Probability of distribution of intersections between two binary arrays

Have two arrays $\vec{x}$ and $\vec{y}$, both of length $N$. They are binary (filled with 1's and 0's). We know that

$\sum_i x_i = N_x$ and

$\sum_i y_i = N_y$

Let $perm(\vec{x})$ denote a random permutation of the elements of an array. Thus define

$\vec{x}' = perm(\vec{x})$ and

$\vec{y}' = perm(\vec{y})$

I am interested in finding an analytic expression for the probability $P[C = c]$ of the number of randomly-intersecting elements, namely

$C = \sum_i x_i' y_i'$

If exact expression does not have a closed form, a good approximation would also be helpful.

The origin of this problem is comes from optics. I have two multichannel recordings before and after I do something. I want to test whether the number of channels co-active in both situations can be explained by the null hypothesis that the exact channels active at every moment in time are completely random.

My Attempt No 1:

The problem can be reformulated as follows: Assume there are two urns:

  • Urn $X$ has $N_x$ white and $N-N_x$ black balls
  • Urn $Y$ has $N_y$ white and $N-N_y$ black balls.

We draw one ball from each urn without replacement, and check if both balls are white. Then repeat until all balls are drawn. We are interested in the probability that we will draw a pair of white balls exactly $C$ times.

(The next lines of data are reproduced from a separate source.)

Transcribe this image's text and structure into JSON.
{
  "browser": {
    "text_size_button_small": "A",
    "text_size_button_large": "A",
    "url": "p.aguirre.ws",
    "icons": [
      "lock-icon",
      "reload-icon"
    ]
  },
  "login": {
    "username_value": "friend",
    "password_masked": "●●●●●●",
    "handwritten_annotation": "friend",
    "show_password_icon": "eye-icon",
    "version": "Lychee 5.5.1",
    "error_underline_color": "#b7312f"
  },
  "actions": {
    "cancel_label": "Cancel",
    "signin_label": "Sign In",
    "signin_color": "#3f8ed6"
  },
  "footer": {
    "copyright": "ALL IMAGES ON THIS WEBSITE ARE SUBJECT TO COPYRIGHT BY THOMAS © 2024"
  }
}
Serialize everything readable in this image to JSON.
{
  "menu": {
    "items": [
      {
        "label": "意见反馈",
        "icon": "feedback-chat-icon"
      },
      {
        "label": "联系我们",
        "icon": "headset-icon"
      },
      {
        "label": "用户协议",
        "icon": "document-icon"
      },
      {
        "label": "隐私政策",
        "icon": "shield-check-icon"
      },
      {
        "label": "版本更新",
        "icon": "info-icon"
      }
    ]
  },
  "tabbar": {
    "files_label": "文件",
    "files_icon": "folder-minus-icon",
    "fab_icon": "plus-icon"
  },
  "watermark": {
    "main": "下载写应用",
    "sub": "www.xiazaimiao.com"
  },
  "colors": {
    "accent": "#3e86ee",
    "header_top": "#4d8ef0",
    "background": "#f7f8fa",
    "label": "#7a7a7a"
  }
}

Now, if we relax the problem and allow for draws with replacement, it is easy to see that $P[C=c] \sim Bin(c, N, p)$ is a binomial distribution with $p=\frac{N_x}{N} \cdot \frac{N_y}{N}$. Since the original problem requires us to draw without replacement, it seems that the answer might be some form of a hypergeometric distribution. However, original hypergeometric distribution deals with only 1 urn. I need an extension that deals with matching 2 urns.


Solution 1:

Inspired by some other question and answers about the probability of a certain Hamming distance, for example here, I found the following formula:

$$P(N,N_x,N_y,c) = \frac{{N_y \choose c}{N - Ny \choose Nx - c}{N \choose Ny}}{{N \choose Nx}{N \choose Ny}} = \frac{{N_x \choose c}{N - Nx \choose Ny - c}{N \choose Nx}}{{N \choose Nx}{N \choose Ny}}$$

assuming ${n \choose k} = 0$ when $n \lt k$.

Note that if $N - Ny \ge N_x - c$ then $N - N_x \ge N_y - c$ and vice versa.

I tried it numerically and it holds for all cases with $N \le 10$.

The denominator is the number of all couple of arrays.

To build the numerator, we can think of choosing a couple $(\vec{x},\vec{y})$ satisfying the intersection requirement, then ${N_y \choose c}$ are all the ways that the $\vec{y}$ ones can be used to form the intersection, while ${N-N_y \choose N_x-c}$ are all the ways that the $\vec{y}$ zeroes can be assigned to the remaining $N_x-c$ ones of $\vec{x}$, all that multiplied by ${N \choose N_y}$, the number of $\vec{y}$ arrays. Okay, maybe somebody can help to justify that better!

EDIT: additional explanation using generating functions.

We can apply generating functions to obtain the above formula, in the way explained in this answer.

Suppose we choose just one $\vec{y}$ and we may assume $y_i=1$ for $i=1, \dots, N_y$ (the order is not important here). We have a system of two equations:

$$\begin{cases} x_1 + \ldots + x_{N_y} = c \\ x_1 + \ldots + x_N = N_x \\ \end{cases} $$

The coefficients of the first equation are $a_{1i}=y_i$ ($i=1,\dots,N$) and those of the second equation are $a_{2i}=1$ ($i=1,\dots,N$). The generating function is:

$$g(z_1,z_2)=\prod_{i=1}^{N}{\left(1+\prod_{j=1}^{2}{z_j^{a_{ji}}}\right)}=\left(1+z_1z_2\right)^{N_y}\left(1+z_2\right)^{N-N_y}=\left[\sum_{i=0}^{N_y}{{N_y \choose i}z_1^iz_2^i}\right]\left[\sum_{j=0}^{N-N_y}{{N-N_y \choose j}z_2^j}\right]=\sum_{i=0}^{N_y}{\sum_{j=0}^{N-N_y}{{N_y \choose i}{N-N_y \choose j}z_1^iz_2^{i+j}}}$$

and we need to get the coefficient of the term with $i = c$ and $i+j=N_x$ (and thus $j = N_x - c$) which is:

$$[z_1^{c}z_2^{N_x}]g(z_1,z_2)={N_y \choose c}{N-N_y \choose N_x-c}$$

I just saw now that the result is exactly the probability mass function of the hypergeometric distribution that you considered.